On another vacation we went to Washington, D.C. and I took my children to visit a black granite wall engraved with 56,000 names. We did etchings of a couple. One name on that wall was Robert Anthony Piper. He went by Tony. He and I graduated high school together, 50 years ago this week. Another was Danny Jo Richardson, a Porterdale boy, like me. Danny Jo graduated with my sister.
Tony died through hostile action, small arms fire on July 31, 1971 in South Vietnam, Quang Tin province. Danny Jo Richardson U.S. Army Specialist 4th class, was killed in action by a grenade explosion on April 3rd, 1968 at Binh Dinh, South Vietnam.
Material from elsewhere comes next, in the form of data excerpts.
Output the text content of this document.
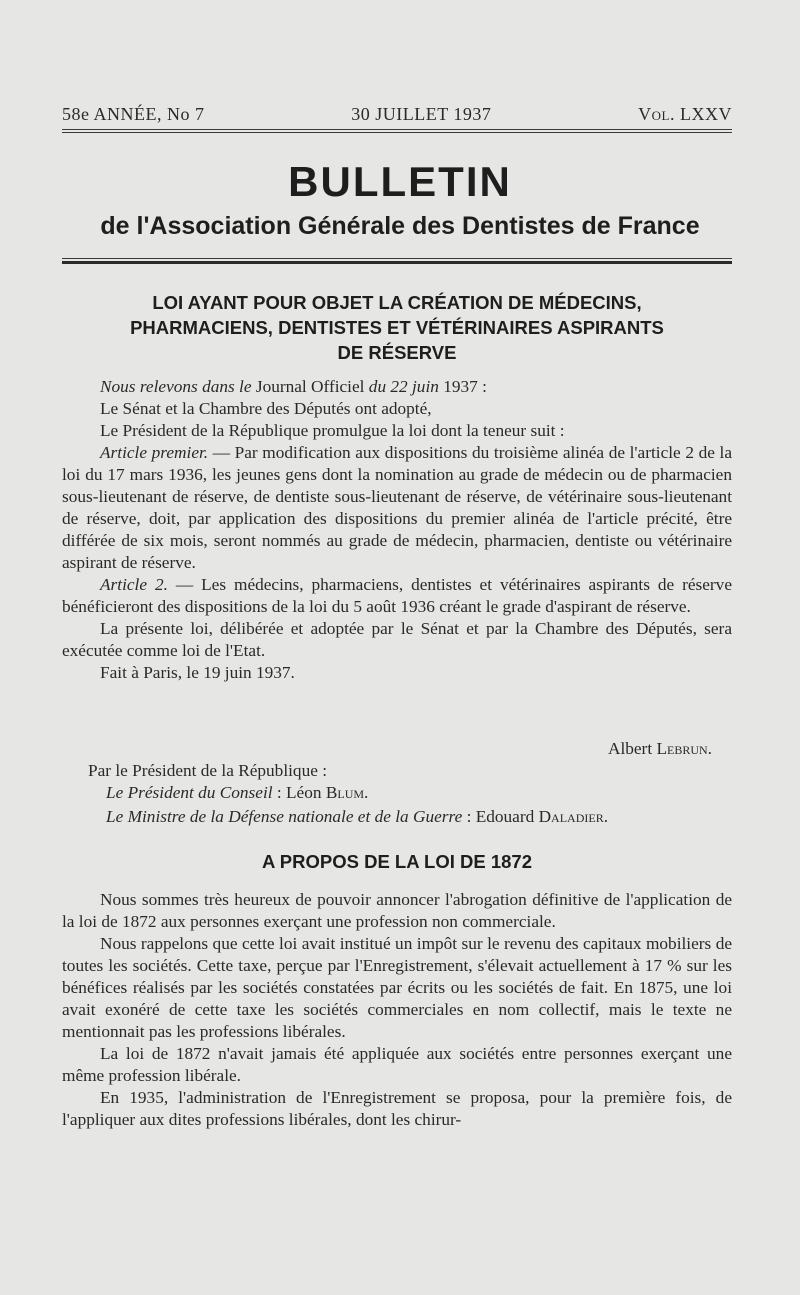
58e ANNÉE, No 7	30 JUILLET 1937	Vol. LXXV
BULLETIN
de l'Association Générale des Dentistes de France
LOI AYANT POUR OBJET LA CRÉATION DE MÉDECINS,
PHARMACIENS, DENTISTES ET VÉTÉRINAIRES ASPIRANTS
DE RÉSERVE

Nous relevons dans le Journal Officiel du 22 juin 1937 :

Le Sénat et la Chambre des Députés ont adopté,

Le Président de la République promulgue la loi dont la teneur suit :

Article premier. — Par modification aux dispositions du troisième alinéa de l'article 2 de la loi du 17 mars 1936, les jeunes gens dont la nomination au grade de médecin ou de pharmacien sous-lieutenant de réserve, de dentiste sous-lieutenant de réserve, de vétérinaire sous-lieutenant de réserve, doit, par application des dispositions du premier alinéa de l'article précité, être différée de six mois, seront nommés au grade de médecin, pharmacien, dentiste ou vétérinaire aspirant de réserve.

Article 2. — Les médecins, pharmaciens, dentistes et vétérinaires aspirants de réserve bénéficieront des dispositions de la loi du 5 août 1936 créant le grade d'aspirant de réserve.

La présente loi, délibérée et adoptée par le Sénat et par la Chambre des Députés, sera exécutée comme loi de l'Etat.

Fait à Paris, le 19 juin 1937.

Albert Lebrun.
Par le Président de la République :
Le Président du Conseil : Léon Blum.
Le Ministre de la Défense nationale et de la Guerre : Edouard Daladier.
A PROPOS DE LA LOI DE 1872

Nous sommes très heureux de pouvoir annoncer l'abrogation définitive de l'application de la loi de 1872 aux personnes exerçant une profession non commerciale.

Nous rappelons que cette loi avait institué un impôt sur le revenu des capitaux mobiliers de toutes les sociétés. Cette taxe, perçue par l'Enregistrement, s'élevait actuellement à 17 % sur les bénéfices réalisés par les sociétés constatées par écrits ou les sociétés de fait. En 1875, une loi avait exonéré de cette taxe les sociétés commerciales en nom collectif, mais le texte ne mentionnait pas les professions libérales.

La loi de 1872 n'avait jamais été appliquée aux sociétés entre personnes exerçant une même profession libérale.

En 1935, l'administration de l'Enregistrement se proposa, pour la première fois, de l'appliquer aux dites professions libérales, dont les chirur-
My kids have seen so many other memorials and markers commemorating those whose supreme sacrifice made it possible for me and my family to live freely in this country, earn a living, and travel across this great land.
Jonas Parker, you see, was the very first American soldier to lay his life upon the Altar of Freedom. Almost a million others have done so since, including my friends, Tony and Danny Jo.
Monday is the day set aside to collectively honor all of them.
You know, a lot of people don’t know the difference in Memorial Day and Armed Forces Day and Veterans Day and, quite frankly, the Fourth of July. But there is a difference.
All those days are important and appropriate, and there is never a wrong time to thank a soldier or veteran for serving our country.
But each of us is only given one life to live, and Monday is the day we honor those who gave theirs for our collective freedom. What a precious gift. I pray that my children, my grandchildren and my grandchildren’s grandchildren will always remember their sacrifices and do whatever is necessary to protect the freedom so dearly purchased.